7. LIBRARIES, FRAMEWORKS, AND PRODUCTS
- (a) Disclosure
- Developer shall disclose all third party software used in the software, including all libraries, frameworks, components, and other products, whether commercial, free, open-source, or closed-source.
- (b) Evaluation
- Developer shall make reasonable efforts to ensure that third party software meets all the terms of this agreement and is as secure as custom developed code developed under this agreement.
8. SECURITY REVIEWS
- (a) Right to Review
- Client has the right to have the software reviewed for security flaws at their expense at any time within 60 days of delivery. Developer agrees to provide reasonable support to the review team by providing source code and access to test environments.
- (b) Review Coverage
- Security reviews shall cover all aspects of the software delivered, including custom code, components, products, and system configuration.
- (c) Scope of Review
- At a minimum, the review shall cover all of the security requirements and should search for other common vulnerabilities. The review may include a combination of vulnerability scanning, penetration testing, static analysis of the source code, and expert code review.
- (d) Issues Discovered
- Security issues uncovered will be reported to both Client and Developer. All issues will be tracked and remediated as specified in the Security Issue Management section of this Annex.
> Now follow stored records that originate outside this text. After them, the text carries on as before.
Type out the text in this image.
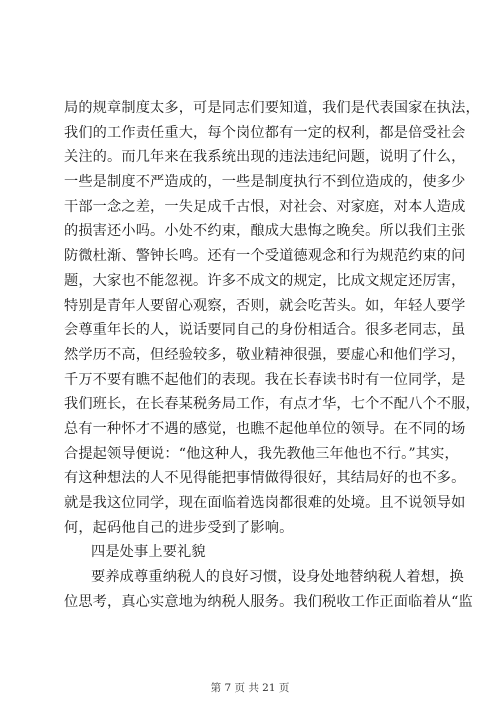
局的规章制度太多，可是同志们要知道，我们是代表国家在执法，
我们的工作责任重大，每个岗位都有一定的权利，都是倍受社会
关注的。而几年来在我系统出现的违法违纪问题，说明了什么，
一些是制度不严造成的，一些是制度执行不到位造成的，使多少
干部一念之差，一失足成千古恨，对社会、对家庭，对本人造成
的损害还小吗。小处不约束，酿成大患悔之晚矣。所以我们主张
防微杜渐、警钟长鸣。还有一个受道德观念和行为规范约束的问
题，大家也不能忽视。许多不成文的规定，比成文规定还厉害，
特别是青年人要留心观察，否则，就会吃苦头。如，年轻人要学
会尊重年长的人，说话要同自己的身份相适合。很多老同志，虽
然学历不高，但经验较多，敬业精神很强，要虚心和他们学习，
千万不要有瞧不起他们的表现。我在长春读书时有一位同学，是
我们班长，在长春某税务局工作，有点才华，七个不配八个不服，
总有一种怀才不遇的感觉，也瞧不起他单位的领导。在不同的场
合提起领导便说：“他这种人，我先教他三年他也不行。”其实，
有这种想法的人不见得能把事情做得很好，其结局好的也不多。
就是我这位同学，现在面临着选岗都很难的处境。且不说领导如
何，起码他自己的进步受到了影响。
四是处事上要礼貌
要养成尊重纳税人的良好习惯，设身处地替纳税人着想，换
位思考，真心实意地为纳税人服务。我们税收工作正面临着从“监
第 7 页 共 21 页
9. SECURITY ISSUE MANAGEMENT
- (a) Identification
- Developer will track all security issues uncovered during the entire lifecycle, whether a requirements, design, implementation, testing, deployment, or operational issue. The risk associated with each security issue will be evaluated, documented, and reported to Client as soon as possible after discovery.
- (b) Protection
- Developer will appropriately protect information regarding security issues and associated documentation, to help limit the likelihood that vulnerabilities in operational Client software are exposed.
- (c) Remediation
- Security issues that are identified before delivery shall be fixed by Developer. Security issues discovered after delivery shall be handled in the same manner as other bugs and issues as specified in this Agreement.
- (a) Assurance
- Developer will provide a "certification package" consisting of the security documentation created throughout the development process. The package should establish that the security requirements, design, implementation, and test results were properly completed and all security issues were resolved appropriately.
- (b) Self-Certification
- The Security Architect will certify that the software meets the security requirements, all security activities have been performed, and all identified security issues have been documented and resolved. Any exceptions to the certification status shall be fully documented with the delivery.
- (c) No Malicious Code
- Developer warrants that the software shall not contain any code that does not support a software requirement and weakens the security of the application, including computer viruses, worms, time bombs, back doors, Trojan horses, Easter eggs, and all other forms of malicious code.
11. SECURITY ACCEPTANCE AND MAINTENANCE
- (a) Acceptance
- The software shall not be considered accepted until the certification package is complete and all security issues have been resolved.
- (b) Investigating Security Issues
- After acceptance, if security issues are discovered or reasonably suspected, Developer shall assist Client in performing an investigation to determine the nature of the issue. The issue shall be considered "novel" if it is not covered by the security requirements and is outside the reasonable scope of security testing.
- (c) Novel Security Issues
- Developer and Client agree to scope the effort required to resolve novel security issues, and to negotiate in good faith to achieve an agreement to perform the required work to address them.
- (d) Other Security Issues
- Developer shall use all commercially reasonable efforts consistent with sound software development practices, taking into account the severity of the risk, to resolve all security issues not considered novel as quickly as possible.